Vor allem Hebammen, "weise Frauen", Kräutersammlerinnen und ähnliche Personen wurden seinen Angaben zufolge als Hexen verdächtigt. Ab dem Hochmittelalter sei die christliche Hexe nicht mehr allein nur Schadenszauberin, sondern Teufelsbraut und vor allem Ketzerin. Das heiße, sie stehe mit dem Teufel im Bunde.
Es galten laut Umlauf vier Kriterien: der Pakt mit dem Teufel, der Tanz auf dem Hexensabbat, der Hexenflug mit Hilfe von Flugsalben zum Hexensabbat und die Teufelsbuhlschaft. Die Mithilfe des Teufels verleihe der Hexe die Kraft zur Ausübung des Schadenzaubers, der sich gegen Mensch und Vieh, gegen die Ernte und das Wetter richte. Der Teufelspakt bedeute eine Absage an Gott und seine Heiligen.
Abschließend ging Umlauf auf das Los der Hebammen ein. Sie wussten, wie der Redner darstellte, um Geburtenregelungen und Empfängnisverhütung. Ihre Verfolgung als Hexen sei nichts anderes als der planmäßige und organisierte Versuch, dieses Wissen zu vernichten. In den Zeiler Hexenprotokollen hat Umlauf zwei Frauen gefunden, die als Hebammen bezeichnet und hingerichtet wurden.
Nach dem Vortrag ging es im Dokumentationszentrum zwei Treppen hinauf zur Ausstellung "Mythos Hexen". Stufe um Stufe kam dem Besucher immer stärker werdender Geruch von Kräutern entgegen. Oben angekommen, fällt der Blick auf eine sogenannte Hexenküche. Christine Schroll stellte sie vor. Eine rothaarige Hexe, wie man sie aus den Märchen kennt, sitzt vor einer gläsernen Kugel zum Wahrsagen. Verschiedene Mixturen stehen auf einem Regal, büschelweise hängen Kräuter von der Decke herab, ein Feuer flackert vor sich hin.

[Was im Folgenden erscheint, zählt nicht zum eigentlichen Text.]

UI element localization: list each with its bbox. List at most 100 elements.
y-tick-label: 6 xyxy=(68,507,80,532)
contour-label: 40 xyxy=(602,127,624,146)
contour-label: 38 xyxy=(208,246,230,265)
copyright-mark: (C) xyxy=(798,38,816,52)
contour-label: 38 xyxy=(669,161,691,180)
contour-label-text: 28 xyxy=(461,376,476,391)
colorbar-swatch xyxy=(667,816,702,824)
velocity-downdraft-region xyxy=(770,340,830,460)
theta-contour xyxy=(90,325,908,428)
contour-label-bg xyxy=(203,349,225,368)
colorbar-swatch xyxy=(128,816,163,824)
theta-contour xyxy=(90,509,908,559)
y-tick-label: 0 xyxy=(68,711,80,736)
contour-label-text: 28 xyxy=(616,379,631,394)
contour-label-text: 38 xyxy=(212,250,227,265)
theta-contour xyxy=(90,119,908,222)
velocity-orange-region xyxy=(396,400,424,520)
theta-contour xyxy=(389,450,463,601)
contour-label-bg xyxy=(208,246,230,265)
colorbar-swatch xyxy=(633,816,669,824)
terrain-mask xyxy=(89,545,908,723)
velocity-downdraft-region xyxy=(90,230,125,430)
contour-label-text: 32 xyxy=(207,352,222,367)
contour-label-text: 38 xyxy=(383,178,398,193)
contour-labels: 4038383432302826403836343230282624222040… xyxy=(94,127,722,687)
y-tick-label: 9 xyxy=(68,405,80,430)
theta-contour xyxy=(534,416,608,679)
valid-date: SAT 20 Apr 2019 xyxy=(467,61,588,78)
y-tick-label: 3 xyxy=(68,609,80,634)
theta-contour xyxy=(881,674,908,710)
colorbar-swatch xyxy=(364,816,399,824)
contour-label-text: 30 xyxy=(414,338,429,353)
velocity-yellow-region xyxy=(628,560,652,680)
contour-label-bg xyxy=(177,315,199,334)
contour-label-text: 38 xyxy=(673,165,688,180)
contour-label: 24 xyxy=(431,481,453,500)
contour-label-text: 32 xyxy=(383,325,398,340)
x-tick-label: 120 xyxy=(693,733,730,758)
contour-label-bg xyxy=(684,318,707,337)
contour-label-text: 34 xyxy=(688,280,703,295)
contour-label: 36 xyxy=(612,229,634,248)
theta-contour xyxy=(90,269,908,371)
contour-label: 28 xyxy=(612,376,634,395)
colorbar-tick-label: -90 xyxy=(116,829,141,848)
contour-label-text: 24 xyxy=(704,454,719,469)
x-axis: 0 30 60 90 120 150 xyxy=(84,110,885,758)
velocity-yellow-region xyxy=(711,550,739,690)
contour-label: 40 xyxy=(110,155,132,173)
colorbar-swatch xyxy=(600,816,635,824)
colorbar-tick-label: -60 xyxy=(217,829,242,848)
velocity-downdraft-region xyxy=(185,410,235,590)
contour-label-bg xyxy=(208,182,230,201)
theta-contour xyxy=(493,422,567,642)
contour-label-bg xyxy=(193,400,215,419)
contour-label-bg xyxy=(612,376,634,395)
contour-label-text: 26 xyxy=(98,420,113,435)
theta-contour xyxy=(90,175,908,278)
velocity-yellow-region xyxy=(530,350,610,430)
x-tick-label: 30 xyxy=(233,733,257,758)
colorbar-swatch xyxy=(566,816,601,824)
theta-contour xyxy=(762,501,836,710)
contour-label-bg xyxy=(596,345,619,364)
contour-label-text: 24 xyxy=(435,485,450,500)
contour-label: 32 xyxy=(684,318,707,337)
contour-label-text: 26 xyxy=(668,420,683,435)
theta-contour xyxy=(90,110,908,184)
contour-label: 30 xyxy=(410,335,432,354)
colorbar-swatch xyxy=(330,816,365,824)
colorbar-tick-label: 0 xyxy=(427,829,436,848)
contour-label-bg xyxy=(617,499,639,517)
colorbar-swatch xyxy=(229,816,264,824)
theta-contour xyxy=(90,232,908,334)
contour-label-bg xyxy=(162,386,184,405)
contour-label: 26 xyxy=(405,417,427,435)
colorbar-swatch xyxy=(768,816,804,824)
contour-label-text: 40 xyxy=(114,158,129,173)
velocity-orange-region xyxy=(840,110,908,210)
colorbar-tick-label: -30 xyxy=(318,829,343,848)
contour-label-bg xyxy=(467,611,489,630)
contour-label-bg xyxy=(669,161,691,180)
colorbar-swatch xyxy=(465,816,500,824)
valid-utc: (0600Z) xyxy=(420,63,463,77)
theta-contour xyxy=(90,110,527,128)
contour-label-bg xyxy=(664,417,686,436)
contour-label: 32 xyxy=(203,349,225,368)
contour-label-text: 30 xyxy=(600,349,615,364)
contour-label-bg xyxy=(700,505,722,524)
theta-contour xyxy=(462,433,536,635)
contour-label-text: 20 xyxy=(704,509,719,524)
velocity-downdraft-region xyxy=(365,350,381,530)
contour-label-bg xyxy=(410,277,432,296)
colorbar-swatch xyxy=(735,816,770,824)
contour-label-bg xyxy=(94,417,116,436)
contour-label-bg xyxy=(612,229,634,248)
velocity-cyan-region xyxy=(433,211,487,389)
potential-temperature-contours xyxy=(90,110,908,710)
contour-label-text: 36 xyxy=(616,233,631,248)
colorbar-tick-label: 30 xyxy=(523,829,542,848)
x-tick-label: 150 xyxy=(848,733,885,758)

In einem Nest sitzen Hühner.
Christine Karl hat sich auch privat dem Hobby der Kräuterkunde verschrieben. Sie erklärte die ausgestellten Kräuter und informierte über ihren Einsatz in der Medizin als Heilmittel.
"Gegen alles ist ein Kraut gewachsen", heiße es landläufig, und so manche Person, wie die "weisen Frauen" zum Beispiel, wussten laut Christine Karl, was wann hilft und anzuwenden ist. Wenn es dennoch keine Heilung gab, kamen sie ihren Angaben zufolge im Mittelalter und zu Beginn der Neuzeit in Verruf, mit dem Teufel im Bund zu sein.
Gabi Stahl berichtete über die Auswahl der Exponate.
Zum Trio gesellte sich Christa Schlegelmilch hinzu. Sie gab weitere Erläuterungen zum Beruf der Hebammen im Mittelalter und meinte: "Die Medizin blieb im Mittelalter und zu Beginn der Neuzeit in den Kinderschuhen; seit dem Altertum hat sich durch Verbote der Kirche nicht viel geändert. Es durfte kein Blutkreislauf beschrieben werden, geschweige denn eine Leiche geöffnet werden, um innere Organe zu inspizieren". Sie verglich dieses Verhalten mit der hartnäckigen Lehre des geozentrischen Weltbildes.